Et la dame de comptoir fut payée. Le malheureux Buisson s’exécuta : c’était le tailleur de Balzac. Balzac lui devait tant, mais tant, qu’il le gardait en pension chez lui. C’est Buisson qui plaçait les muets aux portes, et protégeait son débiteur contre les autres créanciers, c’est lui qui payait les folies de ce grand homme, ses promenades en voiture — et ses dîners chez Véry. Planche nous a souvent parlé de ces distractions si communes à Balzac ; des distractions fabuleuses, et des projets, et des systèmes ! C’était surtout la politique qui l’occupait. Les offres généreuses qu’il faisait tout à l’heure à Planche, de l’ambassade de Constantinople, du ministère, etc., il les renouvelait souvent. Il fondait chez vous le matin à deux heures, vous réveillait, cherchait votre linge, préparait vos bottes. Il fallait s’en aller de suite en Océanie, en Chine, au Pérou ! Il y avait des millions à gagner, des empires à conquérir, un monde à changer ! Tout cela amusait beaucoup Planche, qui était aussi incapable que le Grand Turc d’avoir de pareilles idées et d’y songer une minute !
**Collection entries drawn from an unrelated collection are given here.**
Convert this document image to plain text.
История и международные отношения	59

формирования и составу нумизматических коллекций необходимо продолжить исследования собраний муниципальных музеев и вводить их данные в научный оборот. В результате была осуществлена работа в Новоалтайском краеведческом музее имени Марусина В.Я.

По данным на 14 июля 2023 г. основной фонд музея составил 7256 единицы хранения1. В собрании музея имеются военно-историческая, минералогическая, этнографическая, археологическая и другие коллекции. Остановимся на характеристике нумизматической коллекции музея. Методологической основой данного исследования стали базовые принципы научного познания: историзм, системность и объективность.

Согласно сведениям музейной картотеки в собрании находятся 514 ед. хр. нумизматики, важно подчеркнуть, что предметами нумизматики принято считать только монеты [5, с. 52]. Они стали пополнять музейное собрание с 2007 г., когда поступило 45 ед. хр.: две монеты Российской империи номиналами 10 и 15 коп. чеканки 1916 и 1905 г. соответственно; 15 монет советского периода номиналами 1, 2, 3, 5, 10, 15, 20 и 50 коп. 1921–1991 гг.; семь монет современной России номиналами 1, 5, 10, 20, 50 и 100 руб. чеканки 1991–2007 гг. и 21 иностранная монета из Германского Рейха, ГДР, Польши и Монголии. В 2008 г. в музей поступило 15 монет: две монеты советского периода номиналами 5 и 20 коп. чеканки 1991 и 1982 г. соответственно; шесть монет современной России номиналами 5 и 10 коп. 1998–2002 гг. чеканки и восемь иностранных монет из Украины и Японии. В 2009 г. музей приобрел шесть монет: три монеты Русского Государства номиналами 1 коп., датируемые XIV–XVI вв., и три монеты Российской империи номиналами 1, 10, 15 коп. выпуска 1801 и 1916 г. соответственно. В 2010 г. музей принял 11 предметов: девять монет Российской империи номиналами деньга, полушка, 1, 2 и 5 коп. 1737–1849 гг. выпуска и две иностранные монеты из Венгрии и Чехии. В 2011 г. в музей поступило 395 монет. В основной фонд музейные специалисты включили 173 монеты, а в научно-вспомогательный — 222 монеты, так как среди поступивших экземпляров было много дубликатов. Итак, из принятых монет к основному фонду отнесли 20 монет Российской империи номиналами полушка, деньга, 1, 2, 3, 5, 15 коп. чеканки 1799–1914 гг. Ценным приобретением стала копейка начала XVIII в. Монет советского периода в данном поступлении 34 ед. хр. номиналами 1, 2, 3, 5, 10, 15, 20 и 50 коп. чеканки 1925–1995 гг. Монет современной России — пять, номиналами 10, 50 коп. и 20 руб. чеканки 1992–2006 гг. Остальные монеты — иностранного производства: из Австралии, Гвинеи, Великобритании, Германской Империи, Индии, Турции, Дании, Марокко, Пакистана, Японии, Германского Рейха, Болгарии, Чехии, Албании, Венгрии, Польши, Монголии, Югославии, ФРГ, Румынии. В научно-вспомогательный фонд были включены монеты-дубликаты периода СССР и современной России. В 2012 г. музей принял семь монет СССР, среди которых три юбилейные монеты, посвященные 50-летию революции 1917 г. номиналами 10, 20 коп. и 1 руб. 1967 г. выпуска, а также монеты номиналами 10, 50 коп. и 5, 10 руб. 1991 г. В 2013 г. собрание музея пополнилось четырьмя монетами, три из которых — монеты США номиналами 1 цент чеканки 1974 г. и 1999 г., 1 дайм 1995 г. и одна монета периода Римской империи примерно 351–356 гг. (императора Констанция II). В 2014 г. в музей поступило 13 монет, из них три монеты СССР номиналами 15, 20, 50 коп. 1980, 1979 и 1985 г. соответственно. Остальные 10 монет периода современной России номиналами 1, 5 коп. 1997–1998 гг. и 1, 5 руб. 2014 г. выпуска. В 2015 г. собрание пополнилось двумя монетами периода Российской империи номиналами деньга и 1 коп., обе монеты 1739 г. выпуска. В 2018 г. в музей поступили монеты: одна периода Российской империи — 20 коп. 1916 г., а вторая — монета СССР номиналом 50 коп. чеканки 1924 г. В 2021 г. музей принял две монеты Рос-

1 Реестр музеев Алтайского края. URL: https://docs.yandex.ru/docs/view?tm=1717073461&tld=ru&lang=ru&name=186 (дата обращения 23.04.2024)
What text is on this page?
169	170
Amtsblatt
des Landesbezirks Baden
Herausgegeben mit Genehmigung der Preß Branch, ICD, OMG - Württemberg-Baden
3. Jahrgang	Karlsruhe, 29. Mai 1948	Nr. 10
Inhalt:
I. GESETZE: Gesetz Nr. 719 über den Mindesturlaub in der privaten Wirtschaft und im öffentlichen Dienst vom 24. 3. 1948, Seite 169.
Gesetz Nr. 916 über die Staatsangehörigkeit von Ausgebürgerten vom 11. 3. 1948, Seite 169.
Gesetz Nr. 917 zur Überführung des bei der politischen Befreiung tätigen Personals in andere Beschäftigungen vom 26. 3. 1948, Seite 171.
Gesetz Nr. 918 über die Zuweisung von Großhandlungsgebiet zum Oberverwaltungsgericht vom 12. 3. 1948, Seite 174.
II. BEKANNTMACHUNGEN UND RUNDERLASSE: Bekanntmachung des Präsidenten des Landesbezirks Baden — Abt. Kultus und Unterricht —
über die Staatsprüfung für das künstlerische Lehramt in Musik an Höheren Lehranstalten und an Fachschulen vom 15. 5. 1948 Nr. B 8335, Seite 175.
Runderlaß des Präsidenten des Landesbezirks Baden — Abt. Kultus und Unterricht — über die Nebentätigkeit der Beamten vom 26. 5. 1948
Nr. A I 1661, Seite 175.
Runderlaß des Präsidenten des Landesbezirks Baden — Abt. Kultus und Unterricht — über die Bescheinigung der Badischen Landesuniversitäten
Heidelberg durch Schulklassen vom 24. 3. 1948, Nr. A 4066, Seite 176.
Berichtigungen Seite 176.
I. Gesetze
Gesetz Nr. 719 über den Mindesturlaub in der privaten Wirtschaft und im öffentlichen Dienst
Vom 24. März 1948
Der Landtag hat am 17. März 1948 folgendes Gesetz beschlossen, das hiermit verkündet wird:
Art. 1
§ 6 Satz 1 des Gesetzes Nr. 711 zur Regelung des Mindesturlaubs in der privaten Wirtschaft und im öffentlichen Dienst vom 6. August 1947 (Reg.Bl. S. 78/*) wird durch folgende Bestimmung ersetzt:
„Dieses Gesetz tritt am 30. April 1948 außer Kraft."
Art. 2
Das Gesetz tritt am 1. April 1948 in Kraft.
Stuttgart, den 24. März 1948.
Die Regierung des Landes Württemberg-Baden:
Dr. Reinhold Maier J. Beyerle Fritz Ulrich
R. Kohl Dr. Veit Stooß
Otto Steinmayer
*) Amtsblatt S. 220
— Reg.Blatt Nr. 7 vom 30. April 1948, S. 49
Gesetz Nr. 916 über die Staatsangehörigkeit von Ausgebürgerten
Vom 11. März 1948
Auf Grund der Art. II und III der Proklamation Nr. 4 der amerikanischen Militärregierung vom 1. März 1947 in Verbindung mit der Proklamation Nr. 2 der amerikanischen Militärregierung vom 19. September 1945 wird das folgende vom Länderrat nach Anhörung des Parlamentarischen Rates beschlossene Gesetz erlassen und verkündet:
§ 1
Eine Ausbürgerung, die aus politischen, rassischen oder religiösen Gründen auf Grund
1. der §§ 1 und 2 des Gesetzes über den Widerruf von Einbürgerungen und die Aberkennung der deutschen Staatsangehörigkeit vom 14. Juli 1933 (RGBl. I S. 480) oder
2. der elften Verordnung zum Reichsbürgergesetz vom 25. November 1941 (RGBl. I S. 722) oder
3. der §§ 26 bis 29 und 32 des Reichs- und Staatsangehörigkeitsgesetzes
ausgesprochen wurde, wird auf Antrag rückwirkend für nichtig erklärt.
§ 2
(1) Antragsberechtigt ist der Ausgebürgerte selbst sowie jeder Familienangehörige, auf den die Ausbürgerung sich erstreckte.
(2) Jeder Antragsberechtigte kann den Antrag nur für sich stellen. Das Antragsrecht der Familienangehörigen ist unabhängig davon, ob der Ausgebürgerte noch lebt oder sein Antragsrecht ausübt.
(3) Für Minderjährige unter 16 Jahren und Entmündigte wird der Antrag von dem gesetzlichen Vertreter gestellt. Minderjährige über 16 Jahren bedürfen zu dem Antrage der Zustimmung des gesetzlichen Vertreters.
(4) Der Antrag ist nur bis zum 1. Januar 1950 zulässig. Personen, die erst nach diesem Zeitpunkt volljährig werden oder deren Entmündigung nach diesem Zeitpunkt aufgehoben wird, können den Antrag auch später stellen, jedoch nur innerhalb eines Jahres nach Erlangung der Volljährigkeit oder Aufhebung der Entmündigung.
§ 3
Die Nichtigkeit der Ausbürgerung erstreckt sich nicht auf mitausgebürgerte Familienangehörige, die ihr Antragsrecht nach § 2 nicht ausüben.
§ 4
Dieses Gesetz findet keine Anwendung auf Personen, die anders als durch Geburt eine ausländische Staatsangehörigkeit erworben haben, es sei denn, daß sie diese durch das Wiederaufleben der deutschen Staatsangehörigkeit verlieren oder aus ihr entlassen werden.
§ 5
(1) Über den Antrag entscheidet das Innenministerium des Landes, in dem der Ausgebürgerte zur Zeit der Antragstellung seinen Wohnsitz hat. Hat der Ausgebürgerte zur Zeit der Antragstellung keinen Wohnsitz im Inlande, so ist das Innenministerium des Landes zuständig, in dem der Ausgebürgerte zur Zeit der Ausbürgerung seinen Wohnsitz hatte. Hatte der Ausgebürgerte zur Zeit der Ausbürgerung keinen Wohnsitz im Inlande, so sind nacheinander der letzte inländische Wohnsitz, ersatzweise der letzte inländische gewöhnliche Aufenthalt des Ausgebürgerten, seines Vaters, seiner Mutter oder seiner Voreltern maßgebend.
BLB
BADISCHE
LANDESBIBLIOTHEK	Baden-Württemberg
Je viens de parler d’un dîner fameux. Planche dîna une autre fois avec un homme célèbre. « Je l’avais esbrouffé, disait le grand critique. Il me croyait un ignorant. Il m’interpelle dans les bureaux de la Revue, une petite discussion s’engage sur Platon. Et moi de lui dire les dates, l’année, le jour où tel livre avait été fait, de citer des passages… » Bref, Planche aurait été, il paraît, si fort et si sàvànt qye le grand philosophe lui aurait dit, tout émerveillé :

— Venez dîner avec moi dimanche, nous causerons.

— J’y allai, s’écriait le grand critique. Oh ! ne me parlez plus des philosophes ! quelle langue et quelle cuisine ! La langue, passe encore ! mais les côtelettes ! toutes brûlées, les os de saint Laurent ! Et du vin, l’abondance chauffée au bain-marie. Un légume au beurre, c’était tout le déjeuner. Je me suis vengé. Au légume, je lui ai dit qu’il avait fait des contre-sens.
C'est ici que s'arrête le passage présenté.